Solchen Leuten die Zukunft zu überlassen, davor graut mir. In diesen transhumanistischen Kreisen ist man beständig dabei, der Menschheit das Menschsein abzusprechen oder sie ganz aufzugeben, das ist Technomessianismus. Wobei der Messias die Entwickler selbst sind. Wenn wir diesen Leuten folgen, dann sollten wir konsequenterweise ab heute sterben lernen. Die Tatsache, dass ich Automatensprache gemacht habe, steht dafür, dass ich ihnen das Feld nicht überlassen möchte, die Menschheit sind viele. Und bei der Arbeit an dem Büchlein wurde mir auch klar, wie viele Organisationen, Einzelpersonen und Initiativen aktiv sind, um andere Visionen von Zukunft und Technik zu entwickeln – ich habe versucht, in einem Empfehlungsteil einen kleinen Überblick über einige davon zu geben.
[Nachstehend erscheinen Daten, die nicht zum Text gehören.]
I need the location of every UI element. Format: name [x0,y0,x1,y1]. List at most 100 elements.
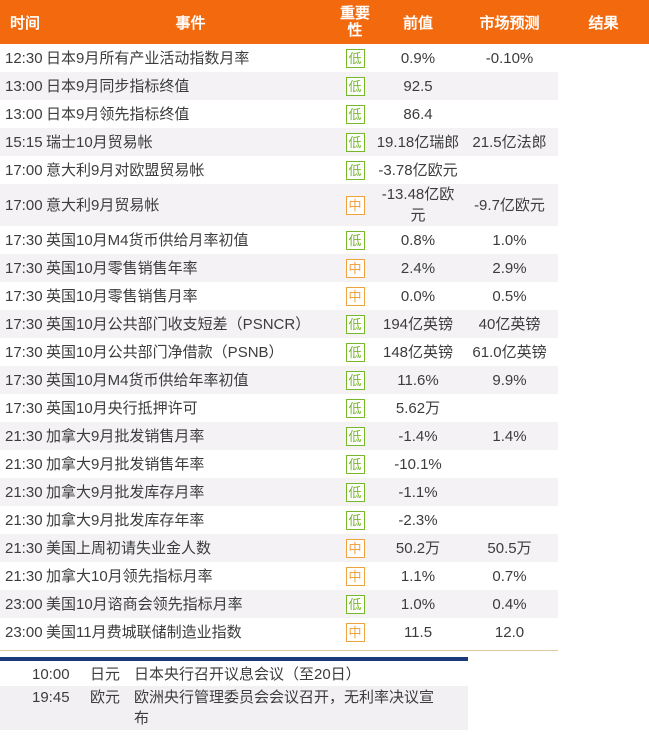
importance-badge: 低 [345,76,365,96]
table-row: 21:30 加拿大9月批发销售年率 低 -10.1% [0,450,649,478]
table-row-main: 17:00 意大利9月贸易帐 中 -13.48亿欧元 -9.7亿欧元 [0,184,558,226]
col-header-result: 结果 [588,14,619,32]
importance-badge: 低 [345,160,365,180]
previous-value: 0.8% [400,231,436,249]
table-row-main: 17:30 英国10月央行抵押许可 低 5.62万 [0,394,558,422]
table-row-main: 17:30 英国10月M4货币供给月率初值 低 0.8% 1.0% [0,226,558,254]
importance-cell: 低 [335,482,375,502]
tan-divider-line [0,650,558,651]
importance-cell: 低 [335,132,375,152]
importance-cell: 低 [335,454,375,474]
table-row-main: 23:00 美国11月费城联储制造业指数 中 11.5 12.0 [0,618,558,646]
forecast-value: 0.4% [492,595,527,613]
bank-event-row: 19:45 欧元 欧洲央行管理委员会会议召开，无利率决议宣布 [0,686,468,730]
forecast-value: 0.7% [492,567,527,585]
importance-cell: 低 [335,398,375,418]
event-name: 美国11月费城联储制造业指数 [46,623,242,641]
event-time: 13:00 [5,105,43,123]
table-row: 17:00 意大利9月对欧盟贸易帐 低 -3.78亿欧元 [0,156,649,184]
table-row: 17:00 意大利9月贸易帐 中 -13.48亿欧元 -9.7亿欧元 [0,184,649,226]
event-time: 17:30 [5,399,43,417]
event-name: 美国10月谘商会领先指标月率 [46,595,243,613]
previous-value: 19.18亿瑞郎 [376,133,460,151]
previous-value: -2.3% [398,511,438,529]
event-time: 21:30 [5,455,43,473]
importance-cell: 低 [335,426,375,446]
importance-badge: 低 [345,510,365,530]
result-value [558,422,649,450]
table-row-main: 13:00 日本9月领先指标终值 低 86.4 [0,100,558,128]
event-time: 13:00 [5,77,43,95]
table-row: 21:30 加拿大9月批发库存月率 低 -1.1% [0,478,649,506]
forecast-value: 12.0 [494,623,525,641]
event-name: 日本9月同步指标终值 [46,77,190,95]
importance-badge: 中 [345,286,365,306]
result-value [558,534,649,562]
forecast-value: 61.0亿英镑 [472,343,547,361]
bank-event-name: 欧洲央行管理委员会会议召开，无利率决议宣布 [134,689,435,727]
importance-badge: 低 [345,482,365,502]
previous-value: -3.78亿欧元 [378,161,458,179]
forecast-value: -9.7亿欧元 [474,196,545,214]
importance-cell: 中 [335,195,375,215]
previous-value: 1.0% [400,595,436,613]
event-time: 12:30 [5,49,43,67]
result-value [558,128,649,156]
forecast-value: 9.9% [492,371,527,389]
result-value [558,562,649,590]
table-row-main: 17:30 英国10月公共部门净借款（PSNB） 低 148亿英镑 61.0亿英… [0,338,558,366]
importance-cell: 低 [335,76,375,96]
event-name: 瑞士10月贸易帐 [46,133,153,151]
importance-badge: 低 [345,104,365,124]
previous-value: 194亿英镑 [382,315,454,333]
table-row: 21:30 美国上周初请失业金人数 中 50.2万 50.5万 [0,534,649,562]
table-row-main: 21:30 美国上周初请失业金人数 中 50.2万 50.5万 [0,534,558,562]
table-row-main: 12:30 日本9月所有产业活动指数月率 低 0.9% -0.10% [0,44,558,72]
previous-value: -13.48亿欧元 [381,186,455,224]
table-row: 13:00 日本9月领先指标终值 低 86.4 [0,100,649,128]
table-row-main: 21:30 加拿大9月批发销售月率 低 -1.4% 1.4% [0,422,558,450]
event-time: 17:30 [5,231,43,249]
previous-value: -1.1% [398,483,438,501]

Mit manchen der Protagonisten bin ich im Austausch, das sind großartige Menschen, die einen Kompass haben, der nicht nur persönliche Gewinnmaximierung heißt. Allein bei unserem Manifest und dem der französischen Kolleginnen von enchairetenos haben über 21.000 Kulturschaffende unterschrieben, darunter einige Nobelpreisträger:innen, viele namhafte Institutionen, Autor:innen, Übersetzer:innen, Filmschaffende, Moderator:innen, Wissenschaftler:innen … Das heißt: Ich halte an dem Gedanken fest, dass wir eine Demokratie und unsere Menschlichkeit zu verteidigen haben. Und unser Schöpferischsein, das sich immer wieder an der Frage entzündet, die wir uns als Menschen selbst sind. Schöpferischsein bedarf der Fragwürdigkeit, der Deutung und historischen Einordnung, sie hat nichts mit einer Kreativität zu tun, die computable, also berechenbar ist.